Por ejemplo, ahora que te escribo esta carta me doy cuenta que se acabó el papel. Ah, si yo hubiese escrito esta carta en un procesador de textos digitales me podría extender mucho, mucho, pero ahora resulta que debo concluir y pienso que ya no te conté más cosas, ya no dije todo lo que deseaba contarte. ¿Me perdonás? Ahora es de madrugada, son las cuatro con treinta y ocho minutos de la mañana y no puedo salir a la calle a buscar una hoja de papel. A esta hora, mi niña bonita, las papelerías no están abiertas. Además, vos lo sabés, me da temor caminar por las calles de mi pueblo a estas horas tan a deshoras. Antes no era así. Antes caminaba feliz a las diez u once de la noche o a las tres o cuatro de la madrugada. Ahora camino con cierto temor apenas se consume la luz del día. Por todos lados veo sombras que asoman en cualquier esquina y parecen desparramarse sobre la banqueta, sobre la calle, sobre mí. Casi casi, pienso, debo sentir lo mismo que sentía la niña del cuento cada vez que pensaba en la imagen del Oso Gris sosteniendo entre sus garras al niño que, indefenso, frágil, no podía hacer más para liberarse.
Sé que debo acostumbrarme a estos tiempos.
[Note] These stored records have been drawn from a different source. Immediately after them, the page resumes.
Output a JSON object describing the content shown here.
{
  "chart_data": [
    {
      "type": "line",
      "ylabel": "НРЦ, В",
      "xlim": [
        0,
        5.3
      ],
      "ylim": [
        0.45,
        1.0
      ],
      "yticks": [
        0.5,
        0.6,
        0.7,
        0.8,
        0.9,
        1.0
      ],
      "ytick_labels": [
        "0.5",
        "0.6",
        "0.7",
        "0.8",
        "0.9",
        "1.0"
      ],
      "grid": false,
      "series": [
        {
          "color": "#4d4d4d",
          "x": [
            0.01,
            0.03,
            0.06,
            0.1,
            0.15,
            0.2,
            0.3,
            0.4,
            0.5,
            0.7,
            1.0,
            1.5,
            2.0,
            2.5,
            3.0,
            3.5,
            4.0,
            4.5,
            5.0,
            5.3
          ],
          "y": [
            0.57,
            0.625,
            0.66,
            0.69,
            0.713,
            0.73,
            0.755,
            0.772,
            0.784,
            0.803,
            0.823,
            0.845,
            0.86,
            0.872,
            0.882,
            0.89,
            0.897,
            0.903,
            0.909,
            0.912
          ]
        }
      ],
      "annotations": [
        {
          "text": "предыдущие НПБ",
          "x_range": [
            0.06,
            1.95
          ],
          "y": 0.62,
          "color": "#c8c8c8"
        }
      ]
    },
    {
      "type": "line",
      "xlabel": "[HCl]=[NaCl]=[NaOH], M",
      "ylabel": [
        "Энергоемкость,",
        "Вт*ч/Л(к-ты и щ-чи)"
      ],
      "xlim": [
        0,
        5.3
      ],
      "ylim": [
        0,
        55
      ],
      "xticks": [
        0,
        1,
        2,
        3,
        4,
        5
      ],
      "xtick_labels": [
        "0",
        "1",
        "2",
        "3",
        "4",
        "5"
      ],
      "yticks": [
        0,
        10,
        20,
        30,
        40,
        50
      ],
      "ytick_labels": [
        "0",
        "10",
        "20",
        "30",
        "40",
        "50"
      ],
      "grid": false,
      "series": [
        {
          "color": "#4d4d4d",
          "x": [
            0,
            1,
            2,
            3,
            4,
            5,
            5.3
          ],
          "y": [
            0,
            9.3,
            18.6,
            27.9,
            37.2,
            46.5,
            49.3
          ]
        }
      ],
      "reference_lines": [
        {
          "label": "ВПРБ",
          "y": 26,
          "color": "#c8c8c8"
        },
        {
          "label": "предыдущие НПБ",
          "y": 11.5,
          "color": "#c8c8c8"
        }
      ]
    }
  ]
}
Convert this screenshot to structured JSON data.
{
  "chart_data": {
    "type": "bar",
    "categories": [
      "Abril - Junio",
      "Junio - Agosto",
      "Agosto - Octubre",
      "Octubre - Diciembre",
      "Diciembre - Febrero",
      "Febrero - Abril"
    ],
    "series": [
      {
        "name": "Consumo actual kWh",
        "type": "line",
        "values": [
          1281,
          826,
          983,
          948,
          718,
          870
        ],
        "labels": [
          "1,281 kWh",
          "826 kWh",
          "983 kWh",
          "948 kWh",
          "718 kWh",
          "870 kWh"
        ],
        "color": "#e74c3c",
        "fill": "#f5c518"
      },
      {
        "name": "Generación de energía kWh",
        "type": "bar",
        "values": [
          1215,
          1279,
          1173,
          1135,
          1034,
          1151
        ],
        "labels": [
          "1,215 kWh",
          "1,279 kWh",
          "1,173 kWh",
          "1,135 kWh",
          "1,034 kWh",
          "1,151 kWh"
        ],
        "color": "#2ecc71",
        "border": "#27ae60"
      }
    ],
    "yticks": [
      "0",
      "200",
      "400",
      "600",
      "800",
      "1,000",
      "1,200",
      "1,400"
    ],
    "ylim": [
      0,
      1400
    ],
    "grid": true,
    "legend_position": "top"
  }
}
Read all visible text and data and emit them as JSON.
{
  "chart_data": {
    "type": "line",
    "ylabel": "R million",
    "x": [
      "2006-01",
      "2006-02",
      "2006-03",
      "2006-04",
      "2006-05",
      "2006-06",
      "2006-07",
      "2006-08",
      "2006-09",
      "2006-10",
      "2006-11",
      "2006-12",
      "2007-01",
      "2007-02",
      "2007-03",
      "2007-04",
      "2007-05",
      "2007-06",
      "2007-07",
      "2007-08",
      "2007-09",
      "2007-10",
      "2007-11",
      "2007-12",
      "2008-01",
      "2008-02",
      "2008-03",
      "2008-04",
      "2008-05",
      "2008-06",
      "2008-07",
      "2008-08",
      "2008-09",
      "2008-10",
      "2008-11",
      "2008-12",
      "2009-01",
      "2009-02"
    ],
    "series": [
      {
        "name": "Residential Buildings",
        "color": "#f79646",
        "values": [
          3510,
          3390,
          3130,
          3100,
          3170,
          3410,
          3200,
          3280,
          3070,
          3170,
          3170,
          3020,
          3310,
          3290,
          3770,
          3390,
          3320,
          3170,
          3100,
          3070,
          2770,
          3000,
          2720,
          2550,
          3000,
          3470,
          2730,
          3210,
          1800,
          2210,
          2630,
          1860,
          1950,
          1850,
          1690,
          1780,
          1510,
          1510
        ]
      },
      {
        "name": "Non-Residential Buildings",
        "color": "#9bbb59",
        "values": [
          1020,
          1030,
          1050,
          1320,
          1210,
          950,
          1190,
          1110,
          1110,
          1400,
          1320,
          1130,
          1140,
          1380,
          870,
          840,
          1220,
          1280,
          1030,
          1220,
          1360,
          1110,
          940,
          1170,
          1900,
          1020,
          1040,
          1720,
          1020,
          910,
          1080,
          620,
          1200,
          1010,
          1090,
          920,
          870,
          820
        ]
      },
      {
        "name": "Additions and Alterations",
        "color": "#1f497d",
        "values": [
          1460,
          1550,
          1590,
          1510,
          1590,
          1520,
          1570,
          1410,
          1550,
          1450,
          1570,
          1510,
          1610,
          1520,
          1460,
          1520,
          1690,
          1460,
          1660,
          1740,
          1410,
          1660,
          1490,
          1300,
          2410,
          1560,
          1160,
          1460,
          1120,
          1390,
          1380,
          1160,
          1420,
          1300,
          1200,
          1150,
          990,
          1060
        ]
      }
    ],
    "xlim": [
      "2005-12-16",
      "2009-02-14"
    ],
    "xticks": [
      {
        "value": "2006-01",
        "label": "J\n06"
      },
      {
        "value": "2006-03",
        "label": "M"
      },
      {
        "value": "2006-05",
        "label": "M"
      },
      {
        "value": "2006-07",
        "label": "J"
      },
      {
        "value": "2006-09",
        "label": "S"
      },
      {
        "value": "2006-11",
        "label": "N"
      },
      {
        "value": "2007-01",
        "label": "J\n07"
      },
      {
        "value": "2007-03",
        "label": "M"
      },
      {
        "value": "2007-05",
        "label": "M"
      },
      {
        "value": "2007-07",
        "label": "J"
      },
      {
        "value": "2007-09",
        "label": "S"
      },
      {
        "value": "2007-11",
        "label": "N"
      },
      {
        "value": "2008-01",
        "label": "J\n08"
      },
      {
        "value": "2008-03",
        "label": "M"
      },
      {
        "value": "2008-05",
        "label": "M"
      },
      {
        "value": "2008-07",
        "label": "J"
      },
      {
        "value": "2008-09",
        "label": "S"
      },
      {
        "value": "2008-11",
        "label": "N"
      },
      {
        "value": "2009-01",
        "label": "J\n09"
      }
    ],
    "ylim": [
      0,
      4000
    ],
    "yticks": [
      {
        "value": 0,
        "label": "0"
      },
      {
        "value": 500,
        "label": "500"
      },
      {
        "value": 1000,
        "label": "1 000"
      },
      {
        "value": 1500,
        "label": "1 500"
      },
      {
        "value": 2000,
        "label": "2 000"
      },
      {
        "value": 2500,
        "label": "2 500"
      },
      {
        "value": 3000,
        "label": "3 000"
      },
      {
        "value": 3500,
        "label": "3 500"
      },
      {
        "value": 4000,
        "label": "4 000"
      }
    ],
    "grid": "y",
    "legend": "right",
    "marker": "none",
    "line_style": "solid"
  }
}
Mis compañeros de trabajo reciben mensajes por “watsap”, mi celular es tan viejo que no permite este tipo de mensajes; mis compañeros de trabajo escriben las indicaciones superiores en un bloc de notas de sus Ipads. A mí no me queda más que escribir tales indicaciones en tarjetitas que luego coloco en la bolsa de mi camisa y terminan todas húmedas por el sudor, mismo que provoca que luego ya no entienda lo que escribí.

Posdata: ¿cómo le hago para alcanzar a ustedes en esta carrera tecnológica? ¿Cómo le hago para colocarme un par de tenis cuando toda la vida he corrido con zapatos formales? Perdón, mi niña, ya no conté el final del cuentito. Ya no te conté por qué Juan quedó ciego. ¿Ya lo intuiste? ¿No? ¿Te lo cuento en la próxima carta?